Why these Indian startups are naming their office spaces after The Beatles and Roger Federer

Roger Federer

For startups looking to inspire their employees and foster a strong sense of company culture, room themes and nomenclature can be one way of setting the tone in the workplace.

While the mega-complexes of Apple and Google sit at one end of the workplace spectrum, innovative decor and themes are certainly not the sole province of big business.

Companies large and small can tap into the benefits of savvy nomenclature which is designed to reflect and support the values of a business.

As reported by Quartz, it is a trend many Indian internet companies are taking seriously.

Among these companies is online retailer Flipkart, which describes its office, featuring a large digital map of India projecting a real-time feed of orders being placed across the country, as being “designed to drive innovation”.

At the Flipkart office, there’s a William Shakespeare room, spaces named after Isaac Newton and Andy Warhol, and even an area dedicated to The Beatles.

“The new office building has 11 floors, each with a unique character of its own,” Flipkart stated upon the opening of the office.

“From science to sports and fashion to music, each floor is designed and inspired by human greatness in various fields.”

Myntra, an online retailer owned by Flipkart, has rooms named after fashion designers, including Coco Chanel and Gucci, sporting legends like Roger Federer, and Hollywood stars, including Alfred Hitchcock and Jack Nicholson.

At private aerospace startup Team Indus, space missions prevail, with rooms named after the Voyager and Pathfinder missions, along with inspirational words such as “Aspire” and “Believe”.

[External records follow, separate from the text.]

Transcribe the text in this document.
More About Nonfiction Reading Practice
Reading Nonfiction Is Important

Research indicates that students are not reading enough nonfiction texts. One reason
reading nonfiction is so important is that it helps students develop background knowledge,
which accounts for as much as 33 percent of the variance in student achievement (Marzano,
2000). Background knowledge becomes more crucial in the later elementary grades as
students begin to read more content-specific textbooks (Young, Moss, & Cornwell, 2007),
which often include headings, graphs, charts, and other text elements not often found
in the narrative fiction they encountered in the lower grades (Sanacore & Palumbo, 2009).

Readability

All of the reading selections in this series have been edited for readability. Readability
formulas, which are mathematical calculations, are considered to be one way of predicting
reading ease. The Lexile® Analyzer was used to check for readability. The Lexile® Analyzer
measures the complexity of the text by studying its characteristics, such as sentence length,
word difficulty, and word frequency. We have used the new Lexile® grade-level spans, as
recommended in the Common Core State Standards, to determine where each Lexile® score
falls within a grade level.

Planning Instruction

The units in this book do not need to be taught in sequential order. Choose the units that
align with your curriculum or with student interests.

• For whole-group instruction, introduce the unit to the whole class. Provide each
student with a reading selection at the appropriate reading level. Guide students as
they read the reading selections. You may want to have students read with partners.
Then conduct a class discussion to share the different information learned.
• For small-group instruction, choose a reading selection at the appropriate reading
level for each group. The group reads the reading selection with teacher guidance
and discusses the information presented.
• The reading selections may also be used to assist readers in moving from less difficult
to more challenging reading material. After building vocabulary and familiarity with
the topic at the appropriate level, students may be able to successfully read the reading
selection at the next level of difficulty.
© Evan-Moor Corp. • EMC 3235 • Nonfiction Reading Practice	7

“Everyone who works at Team Indus was a space nerd while growing up, so these names keep the magic alive for them,” marketing head Sheelika Ravishankar told Quartz.

“Many a time, when we have visitors, they request to be photographed with the doors carrying these names.”

The benefits of workplace themes may well be multifold, from fostering company culture to attracting new talent.

Suresh Bhagavatula from the Indian Institute of Management Bangalore, told Quartz, “rituals and routines can play a role in developing an organisational culture by creating narratives within the firm”.

“Some talent may join startups because of these rituals and routines.”